Ensure clean data by choosing the appropriate question types for your form. To configure the Google Sheets integration, you’ll need to click the Google Sheets logo in the responses tab, which will generate the sheet.

Since you don’t have the ability to reject data outside of the form’s own validation, I would recommend setting up an intermediate importer sheet as discussed above. Perform any required filtering there to get your data in a clean state for load.

Syncing your Google Sheet to your data warehouse

Loading a Google Sheet into a data warehouse is a common problem, so there are a lot of potential solutions.

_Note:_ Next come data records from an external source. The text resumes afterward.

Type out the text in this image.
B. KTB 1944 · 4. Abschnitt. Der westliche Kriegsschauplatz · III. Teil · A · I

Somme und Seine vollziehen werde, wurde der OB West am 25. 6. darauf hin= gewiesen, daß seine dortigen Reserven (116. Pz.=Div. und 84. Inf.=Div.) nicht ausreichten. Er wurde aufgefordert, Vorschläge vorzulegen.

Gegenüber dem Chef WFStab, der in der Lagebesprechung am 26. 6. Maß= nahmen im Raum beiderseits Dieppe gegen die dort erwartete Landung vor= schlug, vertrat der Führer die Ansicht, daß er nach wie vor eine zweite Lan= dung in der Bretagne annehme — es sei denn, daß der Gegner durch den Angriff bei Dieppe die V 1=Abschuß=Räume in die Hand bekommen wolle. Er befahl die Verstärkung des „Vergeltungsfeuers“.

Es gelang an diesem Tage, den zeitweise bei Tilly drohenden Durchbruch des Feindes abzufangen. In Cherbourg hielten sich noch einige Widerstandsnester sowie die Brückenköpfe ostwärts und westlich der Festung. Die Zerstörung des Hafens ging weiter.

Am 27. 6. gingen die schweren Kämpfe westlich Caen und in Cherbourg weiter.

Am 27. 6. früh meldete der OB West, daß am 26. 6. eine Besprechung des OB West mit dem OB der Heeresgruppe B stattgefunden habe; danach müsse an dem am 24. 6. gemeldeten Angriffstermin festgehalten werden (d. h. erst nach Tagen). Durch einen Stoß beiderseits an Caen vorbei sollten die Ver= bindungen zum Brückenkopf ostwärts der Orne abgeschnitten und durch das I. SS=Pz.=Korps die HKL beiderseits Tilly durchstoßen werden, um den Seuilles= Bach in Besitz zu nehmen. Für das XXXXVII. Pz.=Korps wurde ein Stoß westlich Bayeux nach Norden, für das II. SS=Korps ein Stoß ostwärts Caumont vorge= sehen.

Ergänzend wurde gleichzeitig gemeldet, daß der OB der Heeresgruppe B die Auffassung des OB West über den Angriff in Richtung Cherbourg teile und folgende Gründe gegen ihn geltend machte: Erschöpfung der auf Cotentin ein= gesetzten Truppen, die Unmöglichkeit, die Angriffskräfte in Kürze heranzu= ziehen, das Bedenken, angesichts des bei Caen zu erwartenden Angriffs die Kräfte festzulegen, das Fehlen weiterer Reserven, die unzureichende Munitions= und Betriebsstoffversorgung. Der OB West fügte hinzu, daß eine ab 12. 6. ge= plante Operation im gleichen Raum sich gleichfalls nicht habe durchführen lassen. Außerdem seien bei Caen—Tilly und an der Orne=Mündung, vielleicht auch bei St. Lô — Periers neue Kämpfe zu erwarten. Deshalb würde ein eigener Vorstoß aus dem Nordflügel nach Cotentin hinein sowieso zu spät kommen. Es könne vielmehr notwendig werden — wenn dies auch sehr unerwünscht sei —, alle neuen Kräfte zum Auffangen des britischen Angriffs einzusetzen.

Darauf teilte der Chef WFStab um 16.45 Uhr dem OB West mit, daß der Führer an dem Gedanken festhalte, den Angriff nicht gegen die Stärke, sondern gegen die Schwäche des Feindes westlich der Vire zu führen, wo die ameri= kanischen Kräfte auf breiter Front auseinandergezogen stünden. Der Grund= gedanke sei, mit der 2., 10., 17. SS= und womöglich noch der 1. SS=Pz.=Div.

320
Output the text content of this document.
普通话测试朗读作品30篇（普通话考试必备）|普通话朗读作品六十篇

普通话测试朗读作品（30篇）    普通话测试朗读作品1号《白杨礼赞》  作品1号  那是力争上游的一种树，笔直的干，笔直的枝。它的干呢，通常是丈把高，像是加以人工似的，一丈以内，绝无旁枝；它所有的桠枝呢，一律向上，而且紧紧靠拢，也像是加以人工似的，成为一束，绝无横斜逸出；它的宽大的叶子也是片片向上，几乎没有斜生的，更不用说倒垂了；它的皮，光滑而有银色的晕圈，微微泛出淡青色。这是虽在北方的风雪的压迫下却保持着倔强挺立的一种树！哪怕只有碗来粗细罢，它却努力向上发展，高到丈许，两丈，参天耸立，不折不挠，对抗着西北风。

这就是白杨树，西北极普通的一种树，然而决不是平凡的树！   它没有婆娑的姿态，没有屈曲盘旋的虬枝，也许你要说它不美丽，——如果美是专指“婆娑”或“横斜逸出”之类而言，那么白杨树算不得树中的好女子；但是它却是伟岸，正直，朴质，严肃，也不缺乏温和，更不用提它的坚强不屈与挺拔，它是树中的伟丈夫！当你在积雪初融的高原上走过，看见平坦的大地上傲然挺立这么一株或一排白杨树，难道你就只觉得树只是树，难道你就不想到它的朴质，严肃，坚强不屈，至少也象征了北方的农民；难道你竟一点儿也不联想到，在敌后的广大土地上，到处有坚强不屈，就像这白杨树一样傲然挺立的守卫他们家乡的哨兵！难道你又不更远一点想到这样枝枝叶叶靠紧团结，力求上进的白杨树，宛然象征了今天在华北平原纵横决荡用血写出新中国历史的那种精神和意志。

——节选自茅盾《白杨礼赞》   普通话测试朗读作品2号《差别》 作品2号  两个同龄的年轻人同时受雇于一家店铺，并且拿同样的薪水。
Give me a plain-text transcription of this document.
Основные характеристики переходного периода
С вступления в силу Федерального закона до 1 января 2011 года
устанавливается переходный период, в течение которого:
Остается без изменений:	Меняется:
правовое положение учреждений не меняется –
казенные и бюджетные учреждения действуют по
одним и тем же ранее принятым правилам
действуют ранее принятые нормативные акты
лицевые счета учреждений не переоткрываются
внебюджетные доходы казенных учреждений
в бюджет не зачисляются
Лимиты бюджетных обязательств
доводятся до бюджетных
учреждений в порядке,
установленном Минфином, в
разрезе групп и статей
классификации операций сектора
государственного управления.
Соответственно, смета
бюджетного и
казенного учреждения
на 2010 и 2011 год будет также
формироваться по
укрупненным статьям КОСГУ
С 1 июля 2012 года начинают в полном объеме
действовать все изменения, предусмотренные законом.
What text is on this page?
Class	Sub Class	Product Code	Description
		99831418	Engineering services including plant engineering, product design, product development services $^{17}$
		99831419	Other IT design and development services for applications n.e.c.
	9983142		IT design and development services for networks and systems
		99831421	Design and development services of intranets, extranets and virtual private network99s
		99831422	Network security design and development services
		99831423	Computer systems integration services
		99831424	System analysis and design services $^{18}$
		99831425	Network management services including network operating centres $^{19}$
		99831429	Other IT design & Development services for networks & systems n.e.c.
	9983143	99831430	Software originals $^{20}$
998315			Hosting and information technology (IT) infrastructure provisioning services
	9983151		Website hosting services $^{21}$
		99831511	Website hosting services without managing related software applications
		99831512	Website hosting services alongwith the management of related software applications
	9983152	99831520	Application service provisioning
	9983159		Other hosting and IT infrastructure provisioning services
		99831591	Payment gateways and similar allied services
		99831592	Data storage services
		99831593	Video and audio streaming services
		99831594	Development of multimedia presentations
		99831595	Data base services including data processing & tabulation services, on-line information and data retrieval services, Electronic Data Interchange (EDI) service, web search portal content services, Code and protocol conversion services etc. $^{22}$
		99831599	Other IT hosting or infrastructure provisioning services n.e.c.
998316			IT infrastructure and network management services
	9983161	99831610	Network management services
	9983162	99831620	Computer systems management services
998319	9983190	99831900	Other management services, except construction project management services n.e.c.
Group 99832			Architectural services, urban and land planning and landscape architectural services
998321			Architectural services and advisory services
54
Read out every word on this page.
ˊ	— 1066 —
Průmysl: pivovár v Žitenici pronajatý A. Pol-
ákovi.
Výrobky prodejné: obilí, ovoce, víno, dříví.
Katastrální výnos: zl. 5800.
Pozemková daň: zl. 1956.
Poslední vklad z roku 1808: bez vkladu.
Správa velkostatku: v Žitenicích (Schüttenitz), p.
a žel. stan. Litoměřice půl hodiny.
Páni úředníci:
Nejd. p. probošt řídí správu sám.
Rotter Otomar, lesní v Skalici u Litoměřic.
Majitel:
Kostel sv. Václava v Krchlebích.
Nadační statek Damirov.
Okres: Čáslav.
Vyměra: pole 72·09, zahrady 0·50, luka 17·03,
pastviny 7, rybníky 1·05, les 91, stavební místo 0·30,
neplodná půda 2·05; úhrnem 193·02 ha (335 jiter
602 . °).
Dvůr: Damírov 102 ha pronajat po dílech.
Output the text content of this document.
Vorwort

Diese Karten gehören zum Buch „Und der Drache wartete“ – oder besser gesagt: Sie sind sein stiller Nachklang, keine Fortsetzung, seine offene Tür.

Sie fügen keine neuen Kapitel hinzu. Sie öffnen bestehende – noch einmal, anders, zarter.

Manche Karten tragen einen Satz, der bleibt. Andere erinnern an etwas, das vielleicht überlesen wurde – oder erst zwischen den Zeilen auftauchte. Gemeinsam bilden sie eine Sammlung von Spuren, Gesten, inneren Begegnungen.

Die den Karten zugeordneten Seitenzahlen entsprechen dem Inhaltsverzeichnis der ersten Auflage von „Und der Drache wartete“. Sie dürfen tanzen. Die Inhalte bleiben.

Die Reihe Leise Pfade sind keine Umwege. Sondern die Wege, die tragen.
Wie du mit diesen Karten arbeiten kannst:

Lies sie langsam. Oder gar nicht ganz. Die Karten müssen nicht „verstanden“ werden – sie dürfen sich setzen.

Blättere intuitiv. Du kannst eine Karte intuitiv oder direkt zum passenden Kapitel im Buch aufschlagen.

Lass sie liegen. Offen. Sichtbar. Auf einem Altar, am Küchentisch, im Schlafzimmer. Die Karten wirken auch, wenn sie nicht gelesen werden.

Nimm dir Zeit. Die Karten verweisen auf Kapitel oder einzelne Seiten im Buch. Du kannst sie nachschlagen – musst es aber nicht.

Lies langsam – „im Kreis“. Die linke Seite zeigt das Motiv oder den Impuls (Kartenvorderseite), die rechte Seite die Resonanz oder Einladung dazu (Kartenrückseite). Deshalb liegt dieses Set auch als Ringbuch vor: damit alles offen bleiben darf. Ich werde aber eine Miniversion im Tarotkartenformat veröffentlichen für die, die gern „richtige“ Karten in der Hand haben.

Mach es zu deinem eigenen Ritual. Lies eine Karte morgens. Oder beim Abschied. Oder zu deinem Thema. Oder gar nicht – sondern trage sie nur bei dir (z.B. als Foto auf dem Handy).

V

If you’re a Google BigQuery user, the easiest approach, by far, is to set up the Google Sheet as an external table. BigQuery’s documentation describes how to do this in more detail, but all you need to do is define a schema for the table and you can query the first tab of your sheet directly from BigQuery.

If you’re using Snowflake, Redshift, or another data warehouse, you can take your pick from these other options.

  • Most data loading services have an integration that handles loading Google Sheets. See Fivetran’s documentation and Alooma’s.
  • Stitch’s Google Sheets integration. Data loading service Stitch has a guide on how to set up some Apps Script code in Google Sheets that will send data to Stitch’s Import API. Stitch will then load that data into your data warehouse of choice. With this approach, you have to sync the data manually by clicking “sync to Stitch,” which may be a blessing or a curse depending on your needs. Note that you will have to sign up with Stitch if you’re not already a customer, but syncing a few sheets isn’t likely to exceed their 5 million rows/month free tier.
  • sheetload. This is a Python tool created by the data team at GitLab to load local CSVs and Google Sheets into a data warehouse. At the time of writing, the tool supports Postgres and Snowflake.
  • Ro’s Google Sheet integration. The data team at Ro open-sourced their custom approach to loading Google Sheets data into Snowflake. Note that their approach truncates and replaces the data table on every load, so it won’t preserve deleted or modified rows.
  • You could also look into rolling your own modular approach with Zapier, webhooks, and a serverless function like AWS Lambda. You could trigger your Zap on row creation in your sheet which would send the data, via a webhook, to a serverless function set up to receive the payload as an endpoint. This approach becomes more challenging if you need to capture updates and deletions.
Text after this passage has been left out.